Here at the Bornean Sun Bear Conservation Centre (BSBCC), where the weather sometimes hits a summery 31°C, we take in extra care to treat our sun bears with our very own version of ice cream called, “Ice Blocks”, which are various fruits in a block of frozen honey-water, then on other days, we trek into the jungle in search of bamboos, sticks, dead logs, termite mounds or anything that is plausible to be creatively created as a “toy” for the sun bears to stimulate naturalistic behavior. This is important because a sun bear in captivity will tend to pace, and what we call this a stereotypic behavior – A behavior that is equivalent to a human’s shaking of legs or walking up and down for a long period of time, hence why these “toys” are an important management tool in ensuring that these bears are stimulated physiological and psychologically.
These “toys”, also known as Enrichment, serves more than just a cure for boredom, but with careful and a thoughtful goal-oriented plan, these enrichment tools can serve a higher purpose in stimulating a sun bear’s cognitive, sensory, locomotion, and social skills and so much more! Since most of the sun bears – young and old – at the centre are rescued from illegal pet trade, these enrichment tools are very crucial to encourage their naturalistic behavior such a wild sun bear would be and have. From using their claws to dig out, their exceptionally long tongue to retrieve honey or fruits, their keen sense of smell and even to their skillful tree-climbing bustle.
Here’s a look at some of the enriching toys we give to our sun bears!
Sika, Kina and Gutuk are playing with Aussie Dog Ball, an enrichment tool designed to encourage the usage of their claws, their tongue and overall to stimulate their cognitive skills in order to retrieve the fruits that are being trapped inside, replicating a like-fruit that may be found in the dense rainforest.
Bermuda and Ronnie are using their long tongue to retrieve the honey out of the drilled log. An environment-based enrichment tool designed to peak a bear’s sense of smell, foraging skills and the usage of their long tongue!

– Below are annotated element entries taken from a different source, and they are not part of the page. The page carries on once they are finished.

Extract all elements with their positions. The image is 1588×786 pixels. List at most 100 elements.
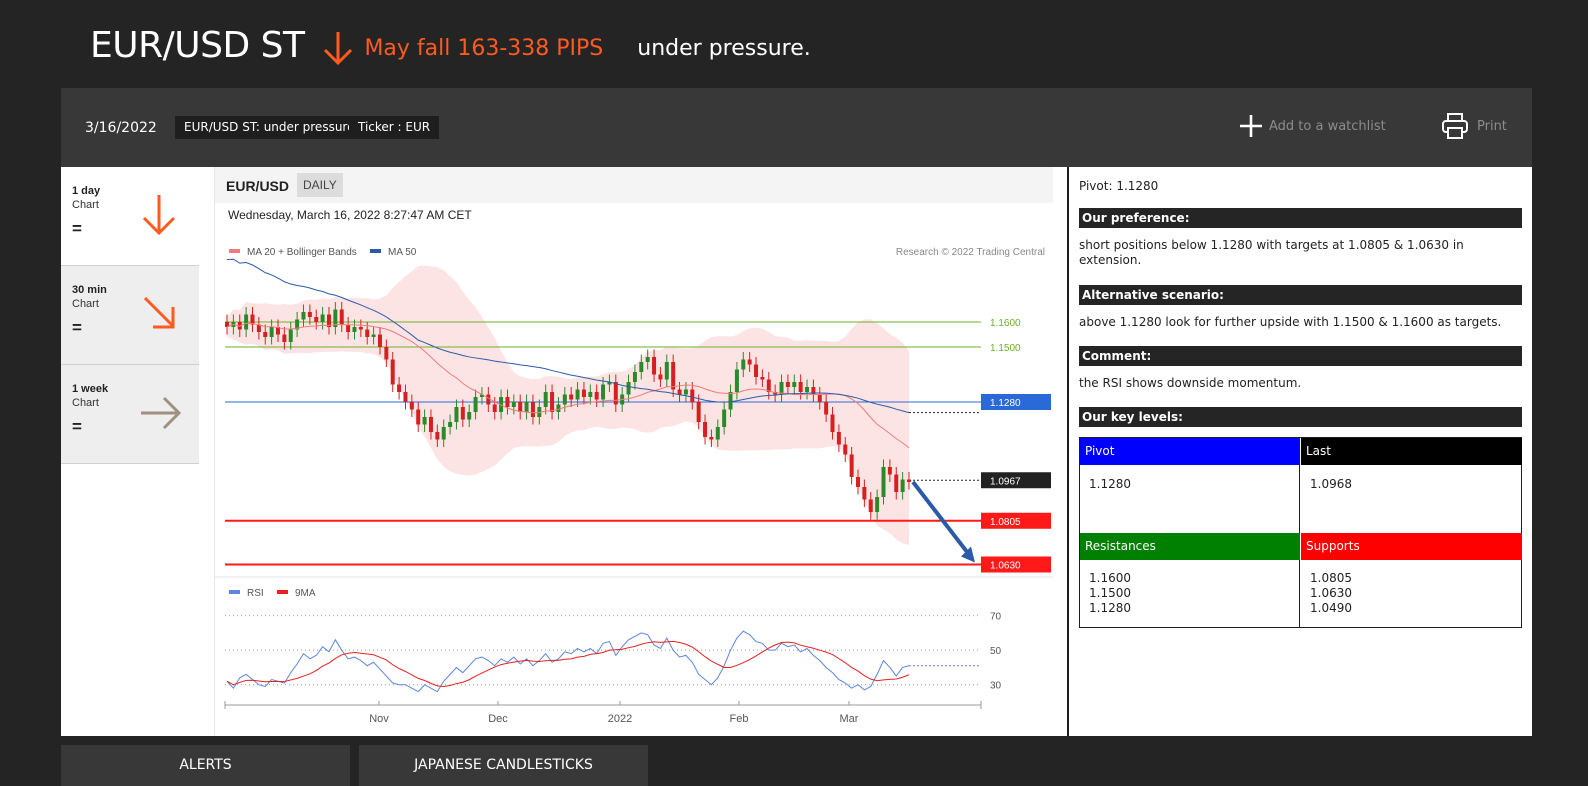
- last-header: Last: [1301, 438, 1522, 465]
- candle-body: [734, 369, 739, 392]
- candle-body: [894, 474, 899, 492]
- candle-body: [454, 407, 459, 422]
- candle-body: [824, 402, 829, 415]
- period-1day[interactable]: 1 day Chart =: [61, 167, 199, 266]
- chart-period-badge[interactable]: DAILY: [297, 173, 343, 197]
- candle-body: [805, 387, 810, 392]
- comment-text: the RSI shows downside momentum.: [1079, 376, 1302, 390]
- period-eq: =: [72, 318, 82, 337]
- candle-body: [269, 327, 274, 337]
- candle-body: [741, 359, 746, 370]
- period-eq: =: [72, 219, 82, 238]
- period-1week[interactable]: 1 week Chart =: [61, 365, 199, 464]
- candle-body: [384, 347, 389, 360]
- page-title: EUR/USD ST: [90, 24, 305, 66]
- candle-body: [849, 454, 854, 477]
- candle-body: [652, 357, 657, 375]
- level-badge-label: 1.0630: [990, 561, 1021, 572]
- tab-japanese-candlesticks[interactable]: JAPANESE CANDLESTICKS: [359, 745, 648, 786]
- candle-body: [817, 394, 822, 402]
- candle-body: [836, 432, 841, 445]
- copyright-text: Research © 2022 Trading Central: [896, 247, 1045, 258]
- candle-body: [314, 317, 319, 322]
- level-label: 1.1600: [990, 318, 1021, 329]
- candle-body: [282, 334, 287, 342]
- level-badge-tip: [981, 512, 987, 529]
- alternative-text: above 1.1280 look for further upside wit…: [1079, 315, 1502, 329]
- watchlist-label: Add to a watchlist: [1269, 118, 1386, 134]
- period-30min[interactable]: 30 min Chart =: [61, 266, 199, 365]
- candle-body: [703, 422, 708, 437]
- candle-body: [760, 377, 765, 380]
- print-button[interactable]: Print: [1441, 112, 1507, 140]
- candle-body: [601, 384, 606, 400]
- 9ma-legend-swatch: [277, 590, 288, 594]
- candle-body: [811, 387, 816, 395]
- printer-icon: [1442, 113, 1468, 139]
- candle-body: [390, 359, 395, 385]
- period-sub: Chart: [72, 199, 99, 211]
- period-sub: Chart: [72, 298, 99, 310]
- x-axis-label: Nov: [369, 713, 389, 725]
- candle-body: [486, 394, 491, 405]
- candle-body: [409, 402, 414, 410]
- candle-body: [613, 382, 618, 405]
- candle-body: [524, 402, 529, 412]
- candle-body: [792, 382, 797, 387]
- level-badge-label: 1.1280: [990, 398, 1021, 409]
- level-badge: [981, 556, 1051, 573]
- candle-body: [785, 382, 790, 387]
- content-area: 1 day Chart = 30 min Chart = 1 week Char…: [61, 167, 1532, 736]
- level-badge-label: 1.0805: [990, 517, 1021, 528]
- period-name: 1 day: [72, 185, 101, 197]
- title-tag: EUR/USD ST: under pressure.: [175, 116, 368, 139]
- candle-body: [856, 477, 861, 487]
- plus-icon: [1240, 115, 1262, 137]
- candle-body: [333, 309, 338, 327]
- tab-alerts[interactable]: ALERTS: [61, 745, 350, 786]
- ma20-line: [226, 322, 910, 449]
- candle-body: [422, 417, 427, 425]
- candle-body: [435, 432, 440, 440]
- candle-body: [696, 402, 701, 422]
- pivot-value: 1.1280: [1080, 465, 1300, 533]
- candle-body: [256, 324, 261, 332]
- chart-datetime: Wednesday, March 16, 2022 8:27:47 AM CET: [228, 208, 472, 222]
- rsi-9ma-line: [226, 640, 910, 687]
- title-row: EUR/USD ST May fall 163-338 PIPS under p…: [90, 20, 811, 70]
- add-watchlist-button[interactable]: Add to a watchlist: [1239, 114, 1386, 138]
- chart-area[interactable]: EUR/USD DAILY Wednesday, March 16, 2022 …: [214, 167, 1054, 736]
- candle-body: [632, 372, 637, 382]
- candle-body: [352, 327, 357, 332]
- candle-body: [575, 389, 580, 400]
- candle-body: [543, 392, 548, 407]
- candle-body: [550, 392, 555, 412]
- analysis-panel: Pivot: 1.1280 Our preference: short posi…: [1079, 167, 1523, 736]
- rsi-level-label: 70: [990, 612, 1002, 623]
- candle-body: [645, 357, 650, 362]
- candle-body: [225, 322, 229, 327]
- level-badge: [981, 394, 1051, 410]
- candle-body: [569, 394, 574, 400]
- x-axis-label: 2022: [608, 713, 632, 725]
- rsi-legend-label: RSI: [247, 588, 264, 599]
- 9ma-legend-label: 9MA: [295, 588, 316, 599]
- candle-body: [301, 312, 306, 320]
- candle-body: [339, 309, 344, 325]
- candle-body: [862, 487, 867, 500]
- candle-body: [492, 404, 497, 412]
- candle-body: [588, 392, 593, 397]
- candle-body: [581, 389, 586, 397]
- candle-body: [250, 314, 255, 325]
- ma50-legend-label: MA 50: [388, 247, 417, 258]
- level-badge: [981, 472, 1051, 489]
- period-name: 30 min: [72, 284, 107, 296]
- candle-body: [460, 407, 465, 420]
- candle-body: [346, 324, 351, 332]
- candle-body: [709, 437, 714, 440]
- candle-body: [664, 362, 669, 380]
- price-chart[interactable]: MA 20 + Bollinger Bands MA 50 Research ©…: [215, 167, 1055, 736]
- resistances-header: Resistances: [1080, 533, 1300, 560]
- candle-body: [754, 364, 759, 377]
- bollinger-band: [227, 265, 909, 546]
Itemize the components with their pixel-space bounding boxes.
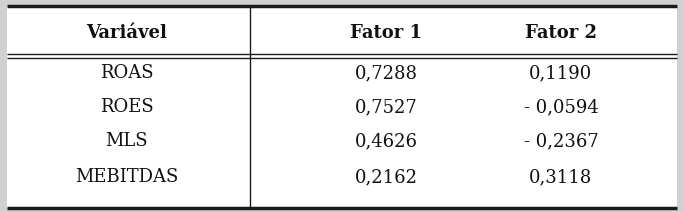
- Text: 0,2162: 0,2162: [355, 168, 418, 186]
- Text: 0,1190: 0,1190: [529, 64, 592, 82]
- Text: 0,3118: 0,3118: [529, 168, 592, 186]
- Text: ROAS: ROAS: [100, 64, 153, 82]
- Text: ROES: ROES: [100, 98, 153, 116]
- Text: MEBITDAS: MEBITDAS: [75, 168, 179, 186]
- Text: - 0,0594: - 0,0594: [523, 98, 598, 116]
- Text: MLS: MLS: [105, 132, 148, 150]
- Text: - 0,2367: - 0,2367: [523, 132, 598, 150]
- Text: Variável: Variável: [86, 24, 167, 42]
- Text: 0,7288: 0,7288: [355, 64, 418, 82]
- Text: 0,7527: 0,7527: [355, 98, 418, 116]
- FancyBboxPatch shape: [7, 6, 677, 208]
- Text: Fator 1: Fator 1: [350, 24, 423, 42]
- Text: 0,4626: 0,4626: [355, 132, 418, 150]
- Text: Fator 2: Fator 2: [525, 24, 597, 42]
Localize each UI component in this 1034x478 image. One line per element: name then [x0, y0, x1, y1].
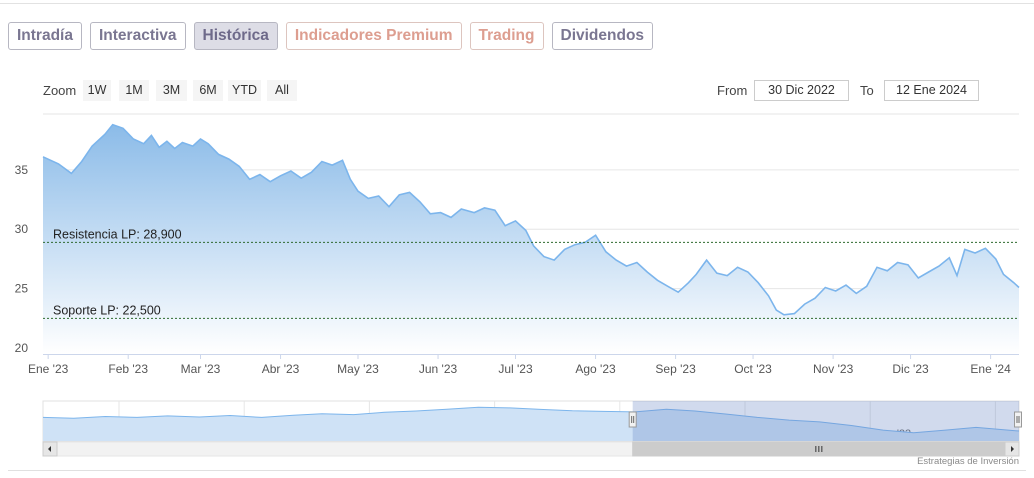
range-from-label: From	[717, 83, 748, 98]
x-tick-label: Oct '23	[734, 362, 772, 376]
price-series-line	[42, 123, 1020, 316]
x-tick-label: Mar '23	[181, 362, 221, 376]
range-from-input[interactable]: 30 Dic 2022	[754, 80, 849, 101]
tab-historica[interactable]: Histórica	[193, 22, 278, 50]
tab-dividendos[interactable]: Dividendos	[551, 22, 654, 50]
navigator-right-handle[interactable]	[1014, 411, 1022, 428]
chart-credit[interactable]: Estrategias de Inversión	[917, 456, 1019, 467]
range-to-label: To	[860, 83, 874, 98]
x-tick-label: Jun '23	[419, 362, 458, 376]
x-tick-label: Jul '23	[498, 362, 533, 376]
navigator-series-line	[42, 406, 1020, 434]
tab-interactiva[interactable]: Interactiva	[89, 22, 186, 50]
chart-tabs: Intradía Interactiva Histórica Indicador…	[8, 22, 661, 50]
x-tick-label: Ene '24	[970, 362, 1011, 376]
x-tick-label: May '23	[337, 362, 379, 376]
y-tick-label: 30	[15, 222, 29, 236]
zoom-label: Zoom	[43, 83, 77, 98]
y-tick-label: 25	[15, 282, 29, 296]
zoom-ytd-button[interactable]: YTD	[228, 80, 261, 101]
x-tick-label: Abr '23	[262, 362, 300, 376]
x-tick-label: Dic '23	[892, 362, 929, 376]
support-label: Soporte LP: 22,500	[53, 303, 161, 317]
tab-indicadores-premium[interactable]: Indicadores Premium	[285, 22, 462, 50]
x-tick-label: Ago '23	[575, 362, 616, 376]
range-to-input[interactable]: 12 Ene 2024	[884, 80, 979, 101]
x-tick-label: Ene '23	[28, 362, 69, 376]
tab-intradia[interactable]: Intradía	[8, 22, 82, 50]
top-divider	[0, 3, 1034, 4]
x-tick-label: Sep '23	[655, 362, 696, 376]
bottom-divider	[8, 470, 1026, 471]
y-tick-label: 35	[15, 163, 29, 177]
tab-trading[interactable]: Trading	[469, 22, 544, 50]
zoom-1w-button[interactable]: 1W	[83, 80, 111, 101]
x-tick-label: Nov '23	[813, 362, 854, 376]
navigator-left-handle[interactable]	[628, 411, 637, 428]
x-tick-label: Feb '23	[108, 362, 148, 376]
zoom-all-button[interactable]: All	[267, 80, 297, 101]
navigator-selection[interactable]	[632, 401, 1019, 441]
zoom-3m-button[interactable]: 3M	[156, 80, 187, 101]
scroll-right-arrow-icon	[1011, 446, 1014, 452]
zoom-1m-button[interactable]: 1M	[119, 80, 149, 101]
resistance-label: Resistencia LP: 28,900	[53, 227, 182, 241]
zoom-6m-button[interactable]: 6M	[193, 80, 223, 101]
y-tick-label: 20	[15, 341, 29, 355]
scroll-left-arrow-icon	[48, 446, 51, 452]
price-area	[43, 124, 1019, 354]
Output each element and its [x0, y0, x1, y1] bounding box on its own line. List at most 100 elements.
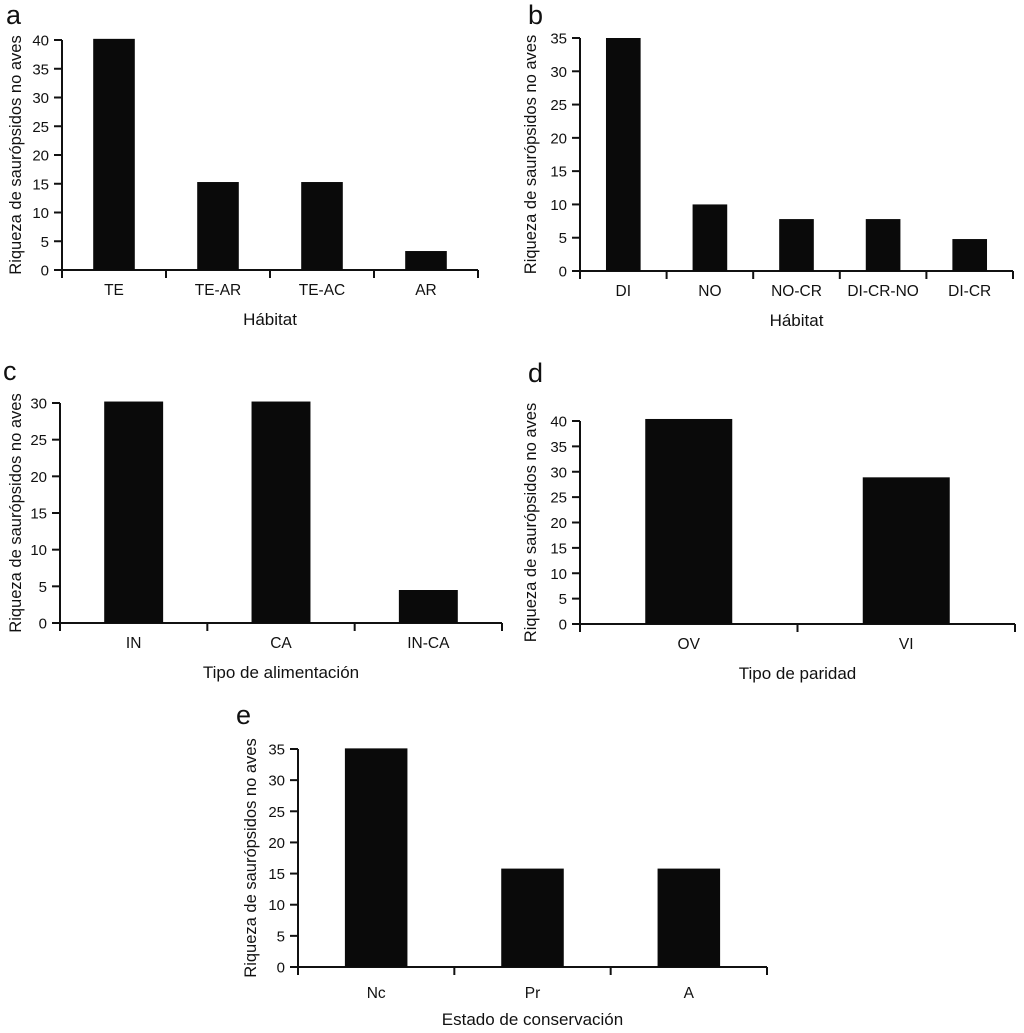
- panel-label-a: a: [6, 0, 22, 30]
- y-tick-label: 10: [268, 897, 285, 914]
- y-tick-label: 30: [32, 90, 49, 107]
- y-tick-label: 0: [559, 617, 567, 634]
- bar-IN-CA: [398, 590, 458, 623]
- y-axis-title: Riqueza de saurópsidos no aves: [522, 35, 540, 274]
- bar-OV: [645, 418, 733, 624]
- y-tick-label: 30: [550, 464, 567, 481]
- x-axis-title: Estado de conservación: [442, 1010, 623, 1029]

Sika, Noah, Panda and Chin are lounging their lazy days on the hammock, made out of used fire hoses, a type of physical/habituation enrichment to encourage the bears to rest up high above the grounds as how a wild sun bear would rest in the canopies of the rainforest!
Fun fact: Did you know that sun bears can also build nests way up high on the trees just as how an Orang Utan would?
Nano, Dodop and Noah enthusiastically clawing their way into the natural treasures (aka termites!) hidden within the log. This type of natural enrichment promotes the usage of their claws, their sense of smell, and their foraging skills too!
Fun fact: When wild sun bears feast upon termites in the rain forest, this ensures the population level of termites to be controlled, thus ensuring a healthy ecosystem of trees from being completely devoured! Thank you sun bears!
A type of enrichment tool to prompt locomotor activity among the sun bears so that the bears can happily climb, climb and climb!
And many more! We thank our keepers and volunteers for the endless commitment for their hard work in creating existing and even new enrichment ideas for the sun bears!
We always strive to maintain and ensure that the sun bears in our centre are well care not only through their diet but an overall welfare and rehabilitation through encouragement with these enrichment tools that is crucial to strengthen the foundation of sun bear skills and hopefully, this progress will eventually lead up to their release back into the wild, where they truly belong.